4. 生育期(春〜夏)に肥料を与える 液体肥料を月1〜2回施すことで、花芽形成を促せます。リン酸分が多めの開花促進タイプの肥料が効果的です。
仕立て方
蔓性のホヤは仕立て方によって雰囲気が大きく変わります。
- ハンギング(吊り鉢):蔓を下に垂らすスタイル。ピュービカリックスは蔓が細くしなやかなのでハンギングとの相性が抜群です
- トレリス・支柱への誘引:板状のトレリスや輪形の支柱に蔓を這わせると、コンパクトにまとめながら上方向に伸ばせます
- 壁面への誘引:フックやクリップで壁に固定するインテリアグリーンとしても人気
成長が速いため、月に一度は蔓の向きを確認して誘引し直すと形が崩れません。
温度管理
**生育適温は15〜30℃**です。10℃以上あれば問題なく越冬できますが、5℃を下回ると葉が黄化し始めることがあります。日本の一般的な室内環境(冬でも10〜15℃程度)であれば、特別な加温設備なしに越冬できる種です。
- 夏:35℃を超える場合は直射日光を避け、風通しを確保する
- 冬:窓際の冷気に注意。夜間は窓から少し離した場所に移動させると安心
よくあるトラブルと対処法
花が咲かない
原因1:光不足 ホヤの花芽形成には十分な光量が必要です。置き場所を明るい窓辺に変更し、特に春〜夏の生育期は積極的に光を当てましょう。
原因2:花柄を切ってしまった 最も多い原因のひとつです。花後に「枯れた枝」と間違えて花柄を切ってしまうと、翌年以降その箇所から開花しません。花柄は残し続けることが鉄則です。

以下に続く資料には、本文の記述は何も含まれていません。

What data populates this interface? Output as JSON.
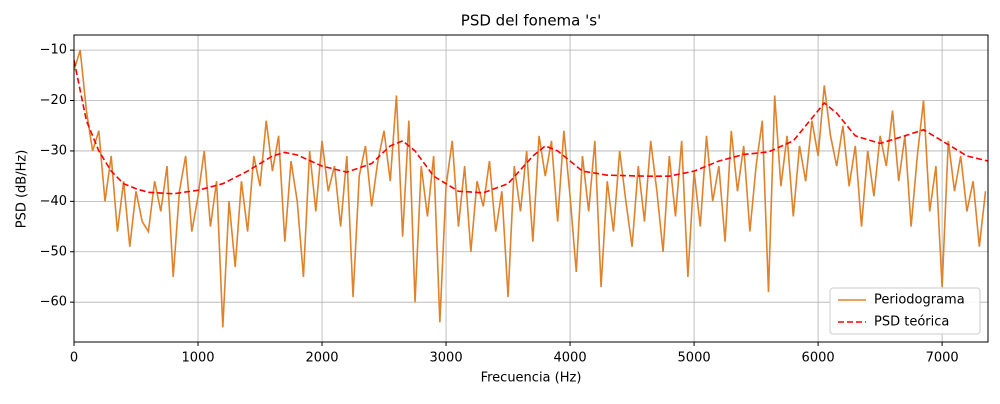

原因3:鉢が大きすぎる 根詰まり状態を好むホヤにとって、大きすぎる鉢は根が伸びる余裕が多すぎて花をつけにくくなります。一回り大きい程度の鉢サイズが適切です。
シルバースプラッシュが薄くなる・目立たない
原因:光不足 シルバースプラッシュは光が当たることで視覚的に映えます。また、光量が低い環境で育った新葉は斑の入り方が弱くなる傾向があります。明るい場所に移動し、新しく出てくる葉の斑を観察してみましょう。
葉が黄化する・落葉する
原因1:過湿・根腐れ 培地が常に湿った状態が続くと根が傷みます。培地の乾き具合を確認し、水やり頻度を調整してください。根腐れが疑われる場合は株を抜いて根を確認し、傷んだ部分をカットして新しい培地に植え替えます。

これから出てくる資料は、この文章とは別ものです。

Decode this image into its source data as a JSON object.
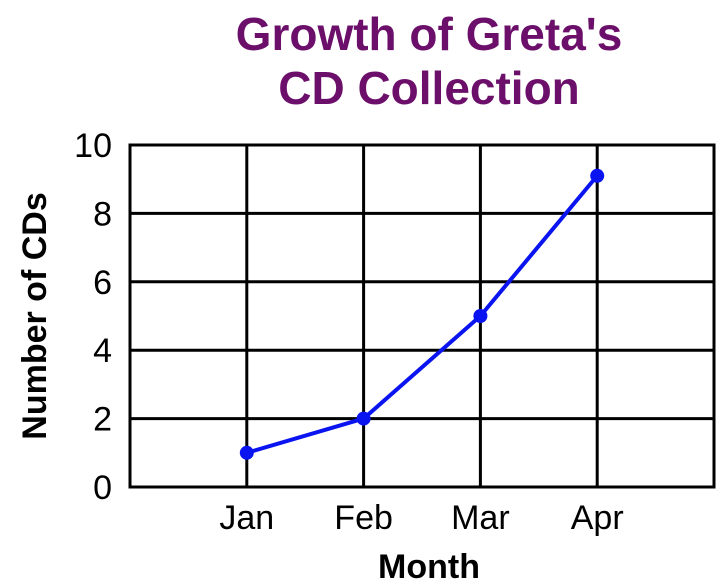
{
  "chart_data": {
    "type": "line",
    "title_lines": [
      "Growth of Greta's",
      "CD Collection"
    ],
    "xlabel": "Month",
    "ylabel": "Number of CDs",
    "categories": [
      "Jan",
      "Feb",
      "Mar",
      "Apr"
    ],
    "series": [
      {
        "values": [
          1,
          2,
          5,
          9.1
        ]
      }
    ],
    "ylim": [
      0,
      10
    ],
    "yticks": [
      0,
      2,
      4,
      6,
      8,
      10
    ],
    "grid": true,
    "legend": "none"
  },
  "colors": {
    "title": "#6b0f6b",
    "line": "#0a14f0",
    "grid": "#000000",
    "text": "#000000"
  }
}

原因2:急激な環境変化 置き場所を変えた直後や、購入直後に葉を落とすことがあります。多くの場合は環境に慣れると落ち着くため、しばらく様子を見ましょう。
蔓だけ伸びて葉が出にくい
原因:光不足・肥料不足 節間が長く葉が少ない徒長状態です。より明るい場所に移動し、生育期には液体肥料を定期的に施してください。
まとめ
ホヤ・ピュービカリックスは、シルバースプラッシュ斑の美しい葉と、深紅〜漆黒に近いダークカラーの花という二つの魅力を持つ着生ホヤです。カルノーサより成長が速く、適切な管理さえ行えば毎年花を楽しめます。
育て方のポイントをまとめると以下の通りです。
- 明るい間接光〜柔らかな直射日光に置く
- 培地が乾いてから水やりする(過湿厳禁)
- 花柄は絶対に切らない(翌年以降の開花に直結)
- 根詰まり気味を維持することで花付きが良くなる
- 冬は水やりを控え、10℃以上を保つ
ホヤを初めて育てる方にも扱いやすい種でありながら、開花時の迫力は経験者も唸らせます。ぜひ一株から始めて、ホヤコレクションの入口にしてみてください。